Crisis alimentaria en Cuba

La Habana (DPA, AFP) -Los próximos seis meses serán para Cuba «duros» en materia de alimentación debido a los estragos causados por los huracanes Gustav e Ike en prácticamente toda la isla, admitió ayer el viceministro de Agricultura, Alcides López, quien, sin embargo, aseguró que «ningún cubano se va a morir de hambre».

«Nos quedan seis meses duros», dijo López al presentar un informe «muy preliminar» de los daños provocados por los huracanes que, indicó, afectaron a 30% de los cultivos del país. A pesar de la complicada situación, López anunció que el Ministerio de Agricultura ya tiene una «estrategia» en marcha de 85 puntos para « combatirla» y recuperar los cultivos. «Ningún cubano se va a morir de hambre ni va a quedar desamparado», sostuvo.

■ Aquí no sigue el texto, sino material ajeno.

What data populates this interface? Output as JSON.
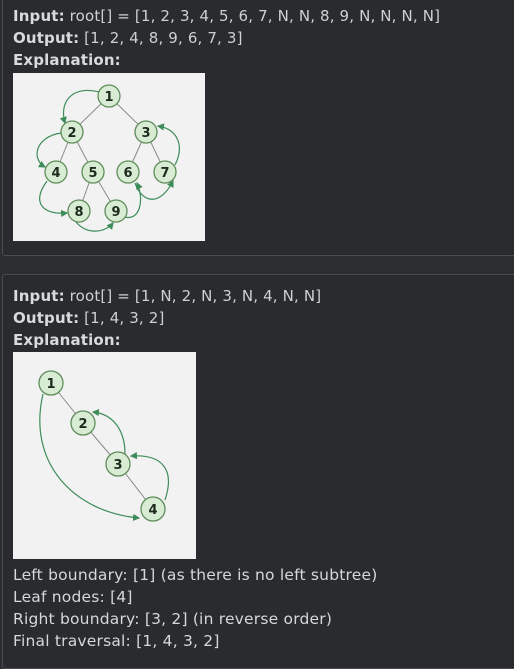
{
  "example1": {
    "input_label": "Input:",
    "input_value": "root[] = [1, 2, 3, 4, 5, 6, 7, N, N, 8, 9, N, N, N, N]",
    "output_label": "Output:",
    "output_value": "[1, 2, 4, 8, 9, 6, 7, 3]",
    "explanation_label": "Explanation:",
    "nodes": [
      "1",
      "2",
      "3",
      "4",
      "5",
      "6",
      "7",
      "8",
      "9"
    ]
  },
  "example2": {
    "input_label": "Input:",
    "input_value": "root[] = [1, N, 2, N, 3, N, 4, N, N]",
    "output_label": "Output:",
    "output_value": "[1, 4, 3, 2]",
    "explanation_label": "Explanation:",
    "nodes": [
      "1",
      "2",
      "3",
      "4"
    ],
    "explanation_lines": [
      "Left boundary: [1] (as there is no left subtree)",
      "Leaf nodes: [4]",
      "Right boundary: [3, 2] (in reverse order)",
      "Final traversal: [1, 4, 3, 2]"
    ]
  },
  "colors": {
    "background": "#2b2d31",
    "card_border": "#4a4c52",
    "node_fill": "#d8ecd3",
    "node_stroke": "#5f8c5a",
    "arrow": "#3e8c5a",
    "diagram_bg": "#f2f2f2"
  }
}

Expertos independientes habían alertado en los últimos días de una situación «verdaderamente difícil» en cuanto al aprovisionamiento alimentario para los próximos seis meses en la isla. El país, debido a su baja producción nacional, se ve obligado a importar hasta 85% de lo que consume, en una coyuntura cada vez más negativa debido a la constante alza de los precios de los alimentos en el mercado internacional.

Según dijo ayer López, a partirde febrero o marzo «la situación debería cambiar», y señaló como «ventaja» la coincidencia de esta temporada «dura» con la etapa de frío en Cuba, que es la «mejor» época para el cultivo de vegetales.